В переживаемое нами время нужно быть последовательным и верным своим убеждениям вплоть до риска своей головой, потому что эта последовательность и эта верность составляют единственную охрану нашего достоинства. Очень трудно быть последовательным, но позорно не быть таковым.
Через несколько дней после того, как Микаэл Налбандян пересек Ла-Манш, Александр Герцен уже знал, что этот «добрейший, благороднейший человек, золотая душа», при всей своей исключительной занятости обещал Бакунину во что бы то ни стало доставить ему жену из Сибири в Петербург.
Известие это оказалось для него неприятным сюрпризом и дало повод к справедливому гневу. Нам неизвестно, какой тяжелый разговор произошел за стенами Орсет-хауза между Герценом, Огаревым и Бакуниным.
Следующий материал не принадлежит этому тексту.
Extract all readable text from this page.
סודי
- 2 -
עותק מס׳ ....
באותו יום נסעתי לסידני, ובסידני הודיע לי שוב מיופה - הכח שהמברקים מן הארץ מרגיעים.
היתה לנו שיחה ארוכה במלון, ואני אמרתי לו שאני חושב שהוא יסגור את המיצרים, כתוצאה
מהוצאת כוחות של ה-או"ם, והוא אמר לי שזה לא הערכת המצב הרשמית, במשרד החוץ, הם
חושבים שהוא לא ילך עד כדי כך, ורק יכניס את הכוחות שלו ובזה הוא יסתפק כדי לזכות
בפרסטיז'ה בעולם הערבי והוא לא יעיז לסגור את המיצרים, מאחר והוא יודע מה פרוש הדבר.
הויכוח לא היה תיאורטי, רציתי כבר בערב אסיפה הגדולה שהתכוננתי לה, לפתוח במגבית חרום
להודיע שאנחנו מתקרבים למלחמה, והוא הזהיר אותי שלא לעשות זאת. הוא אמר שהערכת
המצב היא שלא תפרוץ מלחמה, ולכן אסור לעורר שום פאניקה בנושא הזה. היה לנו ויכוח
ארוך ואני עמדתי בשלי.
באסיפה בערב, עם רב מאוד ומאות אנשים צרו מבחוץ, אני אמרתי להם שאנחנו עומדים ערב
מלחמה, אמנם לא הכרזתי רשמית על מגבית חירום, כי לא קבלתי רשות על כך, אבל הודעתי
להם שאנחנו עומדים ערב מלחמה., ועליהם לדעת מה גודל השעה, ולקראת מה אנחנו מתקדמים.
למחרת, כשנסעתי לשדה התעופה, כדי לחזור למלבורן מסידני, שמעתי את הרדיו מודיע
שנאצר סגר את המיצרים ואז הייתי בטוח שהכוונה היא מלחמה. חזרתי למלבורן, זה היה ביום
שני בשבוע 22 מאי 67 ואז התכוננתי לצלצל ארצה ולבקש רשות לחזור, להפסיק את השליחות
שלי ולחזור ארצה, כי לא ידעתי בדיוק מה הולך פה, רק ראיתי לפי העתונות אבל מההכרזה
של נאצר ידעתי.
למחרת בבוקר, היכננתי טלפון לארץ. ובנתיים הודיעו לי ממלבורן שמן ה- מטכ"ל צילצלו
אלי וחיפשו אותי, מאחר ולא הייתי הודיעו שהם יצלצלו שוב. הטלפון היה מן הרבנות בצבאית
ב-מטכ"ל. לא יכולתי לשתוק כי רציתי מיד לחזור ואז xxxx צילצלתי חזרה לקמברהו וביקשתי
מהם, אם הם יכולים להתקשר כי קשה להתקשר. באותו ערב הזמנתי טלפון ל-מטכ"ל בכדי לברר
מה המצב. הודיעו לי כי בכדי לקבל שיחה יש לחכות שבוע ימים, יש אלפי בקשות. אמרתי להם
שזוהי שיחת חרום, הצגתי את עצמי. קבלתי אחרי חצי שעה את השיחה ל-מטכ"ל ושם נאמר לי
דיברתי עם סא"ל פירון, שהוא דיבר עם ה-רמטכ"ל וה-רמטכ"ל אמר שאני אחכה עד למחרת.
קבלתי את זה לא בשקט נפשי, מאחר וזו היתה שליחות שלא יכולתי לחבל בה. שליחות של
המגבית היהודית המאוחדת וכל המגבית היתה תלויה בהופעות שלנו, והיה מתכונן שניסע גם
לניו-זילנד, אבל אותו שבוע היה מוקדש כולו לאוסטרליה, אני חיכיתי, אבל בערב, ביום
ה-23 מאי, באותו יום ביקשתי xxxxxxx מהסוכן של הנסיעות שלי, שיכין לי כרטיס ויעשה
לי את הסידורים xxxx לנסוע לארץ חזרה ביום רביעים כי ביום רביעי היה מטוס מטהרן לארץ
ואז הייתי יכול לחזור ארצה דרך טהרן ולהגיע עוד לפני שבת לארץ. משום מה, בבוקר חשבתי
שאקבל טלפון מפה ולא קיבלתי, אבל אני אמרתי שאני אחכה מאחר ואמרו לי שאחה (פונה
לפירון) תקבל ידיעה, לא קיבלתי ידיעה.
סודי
Однако продолжением этого разговора стало письмо Герцена Тургеневу — письмо, которое не только предупреждало, а попросту запрещало.
Александр Герцен — Ивану Тургеневу.
9 апреля 1862 г.
«Налбандян очень и очень честный человек. Не вели ему возить сюда жену Бакунина. Прилагаемое письмо отдай Налбандяну, если он не уехал».
Нетрудно угадать, в чем пытался переубедить Герцен Налбандяна в «прилагаемом письме». Дело было вовсе не в жене Бакунина, вызволить которую из ссылки обязан был каждый настоящий друг и товарищ, а в том — ив Лондонском центре прекрасно понимали это, — что, обращаясь с подобными просьбами к одному из своих соратников, можно было просто-напросто провалить дело. Как, к сожалению, и произошло в действительности, подтвердив наихудшие опасения Герцена. И это при всем том, что Лондонский центр всячески старался удержать Микаэла Налбандяна от организационно-политической работы, так как на него была возложена вся тяжесть руководства кавказским и армянским национально-освободительным движением.
Но ни Герцену, ни Тургеневу не удалось заставить Микаэла отказаться от данного слова…
И в этом опять же был весь Налбандян — исключительно преданный, с обостренным чувством товарищества и совершенной гармонией слова и дела.
Может, именно в этой цельности Налбандяна и скрывалась причина того, что многочисленные враги и недруги из соотечественников люто ненавидели его, а в чужой среде его сразу же признавали за настоящего деятеля и любили безоглядно.
На сей раз очередной «жертвой» обаяния Микаэла стал Иван Тургенев, поспешивший поделиться своими впечатлениями с Бакуниным и Герценом.
Михаил Бакунин — Микаэлу Налбандяну,
24 апреля 1862 г.
«…Я, мы все очень рады, что вы так полюбились старому Тургеневу, а так как чувства всегда бывают взаимными, то и он, без сомнения, вам полюбится не менее. Я получил его письмо и буду отвечать сегодня вечером».
Иван Тургенев — Александру Герцену.
28 апреля 1862 г.
«Налбандян истинно отличный малый, и я его искренне полюбил!»
…А Михаил Бакунин впал в панику. Предполагая, что Герцен не ограничится одной лишь беседой с ним, а всячески постарается удержать Налбандяна от чреватого многими опасностями намерения (предположения эти, как мы теперь знаем, вовсе не были безосновательными), Бакунин слал в Париж письмо за письмом, делясь то своими тревогами о судьбе жены, то советами по организации деятельности революционного и освободительного движения.